The U.S. Senate Foreign Relations and House of Representatives Foreign Affairs committees – whose members have criticized UAE’s role in civilian deaths in Yemen’s civil war – have the ability to review and block weapons sales under an informal review process before the State Department sends its formal notification to the legislative branch.
The U.S. State Department may wait to formally notify Congress of the sale once staff and members are briefed on the potential sale, one of the people said. The formal notification gives Congress 30 days to object to any sales.
A U.S. State Department spokesman told Reuters, “As a matter of policy, the United States does not confirm or comment on proposed defense sales or transfers until they are formally notified to Congress.”
The armed MQ-9B drones will also be equipped with maritime radar and could be delivered in 2024. The package notified to Congress is for 15 with an option for three additional drones, one of the people said.
The UAE is also seeking a package of Boeing Co EA-18G Growlers, an electronic warfare version of the two-seat F/A-18F Super Hornet aircraft, that are capable of jamming radar and other advanced capabilities.
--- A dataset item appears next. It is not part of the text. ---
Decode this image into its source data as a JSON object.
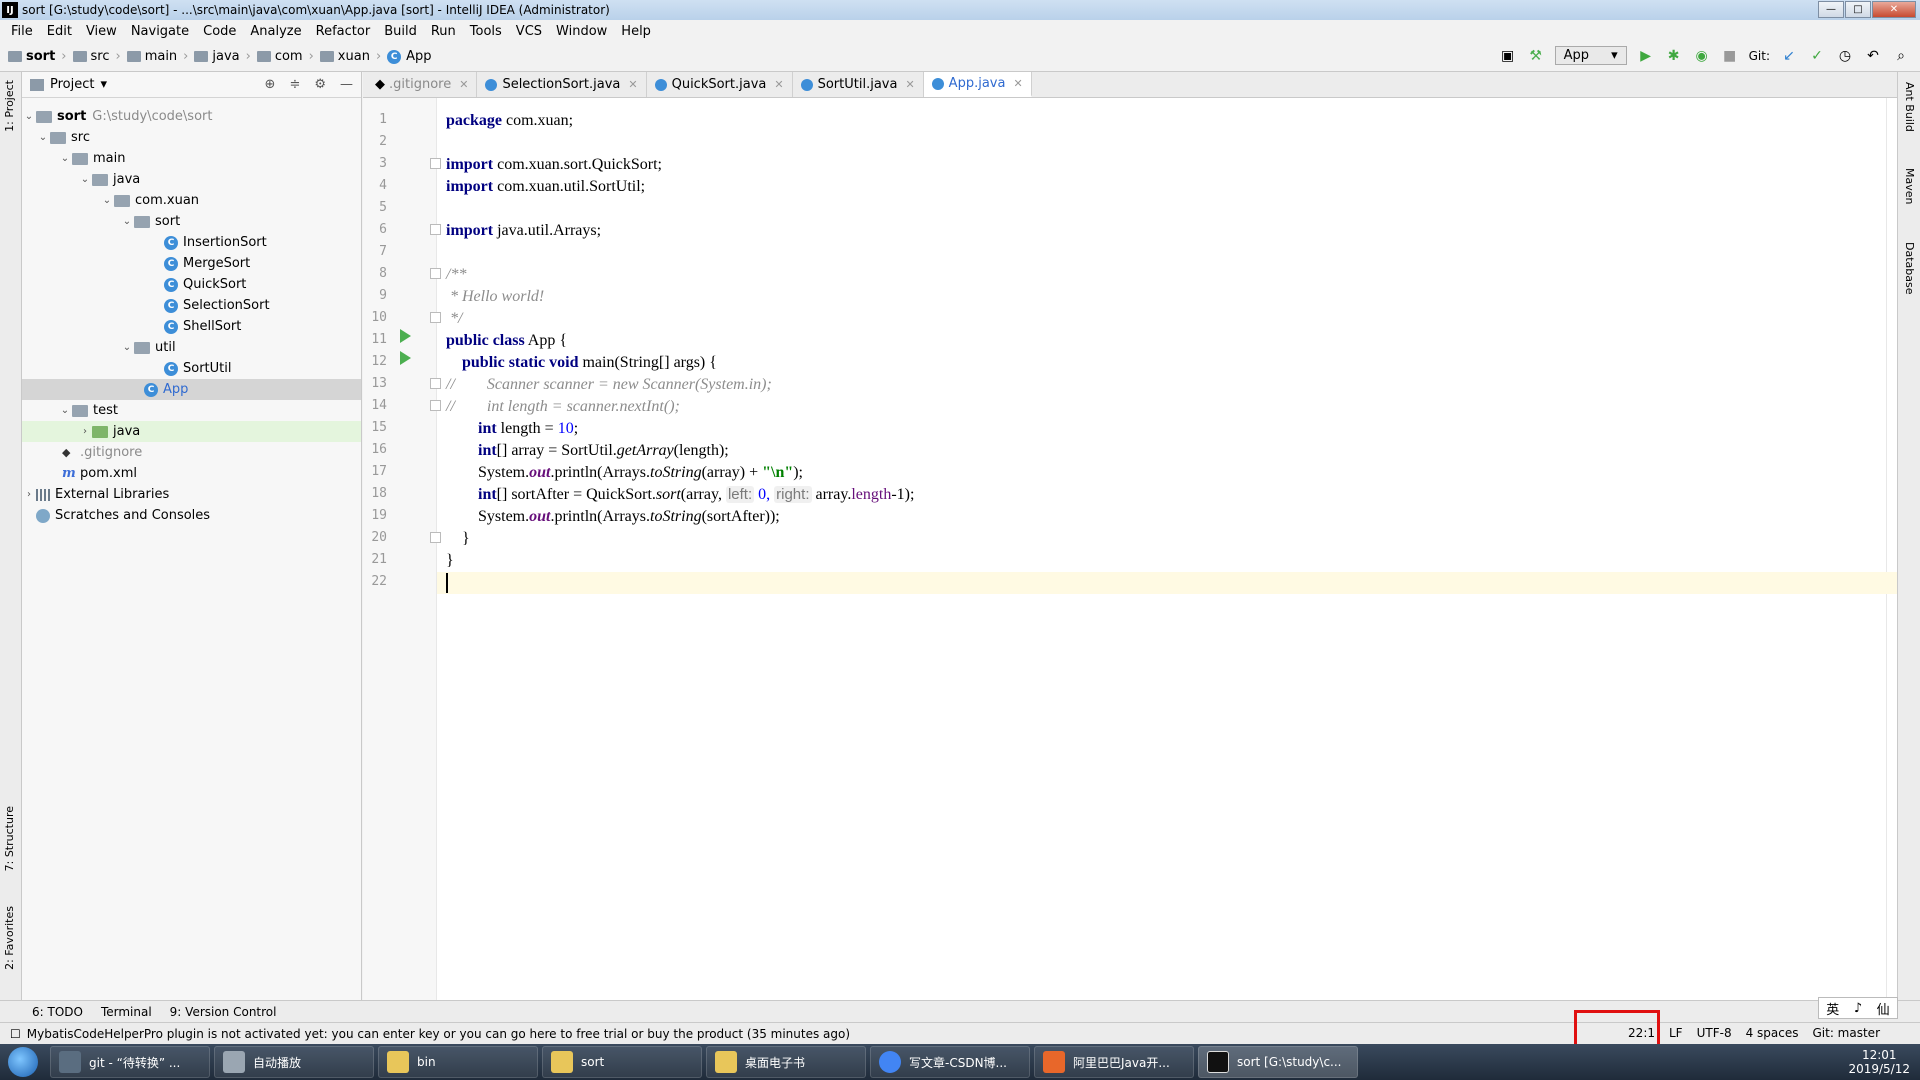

Growlers are operated by the U.S. and Australia.
The United Arab Emirates, one of Washington’s closest Middle East allies, has long expressed interest in acquiring the stealthy F-35 jets and was promised a chance to buy them in a side deal made when they agreed to normalize relations with Israel. The informal notification for 50 Lockheed Martin Co F-35 jets was made on Oct. 29.
But any deal the U.S. makes to sell weapons in the region must satisfy decades of agreement with Israel where the U.S.-made weapon must not impair Israel’s “qualitative military edge,” guaranteeing U.S. weapons furnished to Israel are “superior in capability” to those sold to its neighbours.